In Western Australia, Bandyup Women’s Prison is still (akin to) torture. Shut it down!

Inside Bandyup Women’s Prison

On December 12, Neil Morgan, the Inspector of Custodial Services for Western Australia, released a scathing report summary, benignly entitled The birth at Bandyup Women’s Prison in March 2018. Just in time for Christmas, the report tells the story of Amy (not her real name) who gave birth, alone in a cell, at Bandyup Women’s Prison, the only women’s prison in Western Australia. The Inspector’s media release on the report opens: “The Inspector of Custodial Services, Neil Morgan, has voiced serious concerns about a birth at Bandyup Women’s Prison on 11 March 2018. Despite pleading for help multiple times for over an hour, a woman (‘Amy’) gave birth alone in a locked cell at 7.40pm. Staff observed events through a hatch in the cell door, but the door was not unlocked for several minutes after the birth.

On releasing a summary of his report into the birth, Mr Morgan said: `I wanted to know how such an event could occur in a 21st Century Australian prison and to prevent it happening again.’” What do we imagine a 21stCentury prison, Australian or otherwise, is, and especially for women? Bandyup Women’s Prison has been known as a hellhole for years, and yet … there it is.

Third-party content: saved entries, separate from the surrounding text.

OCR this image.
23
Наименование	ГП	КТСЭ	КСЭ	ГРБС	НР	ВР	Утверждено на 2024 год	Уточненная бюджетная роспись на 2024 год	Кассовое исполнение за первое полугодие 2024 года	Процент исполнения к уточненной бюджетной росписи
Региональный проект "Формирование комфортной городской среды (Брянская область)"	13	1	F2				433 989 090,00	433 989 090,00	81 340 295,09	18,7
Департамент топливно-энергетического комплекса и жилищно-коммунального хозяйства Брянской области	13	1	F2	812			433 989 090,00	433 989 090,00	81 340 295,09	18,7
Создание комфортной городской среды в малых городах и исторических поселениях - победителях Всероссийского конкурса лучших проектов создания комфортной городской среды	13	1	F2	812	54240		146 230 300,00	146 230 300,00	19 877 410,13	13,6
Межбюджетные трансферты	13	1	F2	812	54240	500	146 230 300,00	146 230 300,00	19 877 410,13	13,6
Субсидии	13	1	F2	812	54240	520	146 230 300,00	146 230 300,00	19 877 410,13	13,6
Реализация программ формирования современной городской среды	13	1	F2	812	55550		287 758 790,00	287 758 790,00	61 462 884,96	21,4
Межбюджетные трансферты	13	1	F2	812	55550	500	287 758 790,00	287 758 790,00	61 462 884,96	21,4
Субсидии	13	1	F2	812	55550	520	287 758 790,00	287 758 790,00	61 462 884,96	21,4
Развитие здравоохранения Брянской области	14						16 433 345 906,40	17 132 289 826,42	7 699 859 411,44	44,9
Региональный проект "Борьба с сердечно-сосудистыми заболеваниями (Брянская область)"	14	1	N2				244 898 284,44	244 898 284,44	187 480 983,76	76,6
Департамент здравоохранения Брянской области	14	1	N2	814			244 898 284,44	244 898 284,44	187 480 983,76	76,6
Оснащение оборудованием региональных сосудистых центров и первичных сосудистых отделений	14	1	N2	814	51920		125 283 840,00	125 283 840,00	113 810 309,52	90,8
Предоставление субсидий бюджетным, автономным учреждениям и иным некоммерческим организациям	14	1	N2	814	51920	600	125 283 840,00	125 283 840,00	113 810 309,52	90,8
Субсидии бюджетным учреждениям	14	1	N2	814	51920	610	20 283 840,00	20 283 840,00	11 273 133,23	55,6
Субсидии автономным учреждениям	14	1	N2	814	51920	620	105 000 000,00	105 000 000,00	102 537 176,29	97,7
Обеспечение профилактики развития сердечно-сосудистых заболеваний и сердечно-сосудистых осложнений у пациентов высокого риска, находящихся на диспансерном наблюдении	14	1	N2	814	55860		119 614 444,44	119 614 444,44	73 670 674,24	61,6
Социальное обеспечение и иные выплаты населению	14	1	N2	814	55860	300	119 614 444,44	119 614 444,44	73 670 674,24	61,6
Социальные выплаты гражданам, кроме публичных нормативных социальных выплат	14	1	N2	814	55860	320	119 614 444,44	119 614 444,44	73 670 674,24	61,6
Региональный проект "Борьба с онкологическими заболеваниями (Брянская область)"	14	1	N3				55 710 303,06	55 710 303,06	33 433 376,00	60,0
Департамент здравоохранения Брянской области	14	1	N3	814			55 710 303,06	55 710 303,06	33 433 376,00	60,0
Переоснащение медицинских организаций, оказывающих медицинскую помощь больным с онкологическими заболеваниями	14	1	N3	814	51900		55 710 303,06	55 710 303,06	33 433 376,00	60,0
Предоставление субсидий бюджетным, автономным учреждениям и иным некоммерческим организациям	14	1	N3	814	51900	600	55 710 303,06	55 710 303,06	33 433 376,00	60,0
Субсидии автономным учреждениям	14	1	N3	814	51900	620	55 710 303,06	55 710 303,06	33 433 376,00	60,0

Here is Amy’s story, reduced to a timeline. At 5:30, Amy made a cell call, saying she was in labor. She was taken Bandyup Health Centre. The nurses were not told of the cell call. So, they gave her paracetamol, or acetaminophen, and sent her back to her cell. At 6 pm, the prison went into night lock down. At 6:30, Amy made a number of cell calls. She sounded distressed and said she was in labor. Custodial staff came to the door, and talked to Amy, through the door. Amy became increasingly distressed. Nursing staff arrived around 7:35, a full hour later. According to the Inspector’s report, “By this time, Amy’s distress was palpable, and she clearly needed help. However, the nursing staff could only assess her through the locked cell door, because the only person with cell keys was a senior staff member in the gatehouse.” At 7:40, alone, in a cramped cell, Amy gave birth: “Excessive delays continued even after Amy had delivered her child. Due to poor record keeping, we cannot put a precise time on it, but it took somewhere between seven and 12 minutes before the officer from the gatehouse arrived with the keys, and the cell door was opened. This finally allowed assistance to be provided. Amy and her baby were transferred to hospital that evening.”

Why was Amy in prison? The Inspector’s report begins: “On 30 January 2018, a woman we will call ‘Amy’ appeared in court. She was in the late stages of pregnancy and was granted bail subject to a number of conditions. However, she was unable to meet the conditions and was taken to the Melaleuca Remand and Reintegration Facility (Melaleuca). On 17 February 2018, Amy was moved to Bandyup Women’s Prison (Bandyup).” Amy was in prison because she couldn’t pull together enough money to post bail. 

Why was Amy in prison? Amy is an Indigenous woman, living in Australia. In Australia, Aboriginal and Torres Strait Islander women in prison are the fastest growing prison population. Amy is an Indigenous woman living in Western Australia. Western Australia has the highest imprisonment rate for Aboriginal and Torres Strait Islander women in Australia and boasts the highest rates of Indigenous prisoners awaiting trial

Bandyup Women’s Prison has been acknowledged, for years, as a hellhole. In 2015, it was the most overcrowded prison in Western Australia, famous for an Indigenous woman’s death in custodygross mismanagement of vulnerable individuals and populations, sponsoring a culture of despair, and worse. In 2015, Neil Morgan, the same Neil Morgan, issued a damning report. Three years later, the State is shocked to discover the conditions of the 21stCentury Australian prison. The time for inspections,reports, shock and discovery is over. How many more women must give birth, alone, in a filthy cramped cell, simply because they can’t pay the exit fee? How many more Indigenous women must suffer torture and death behind bars for having committed the crime of being-Indigenous-woman? How many more Amy’s? Close Bandyup Women’s Prison today. Shut it down!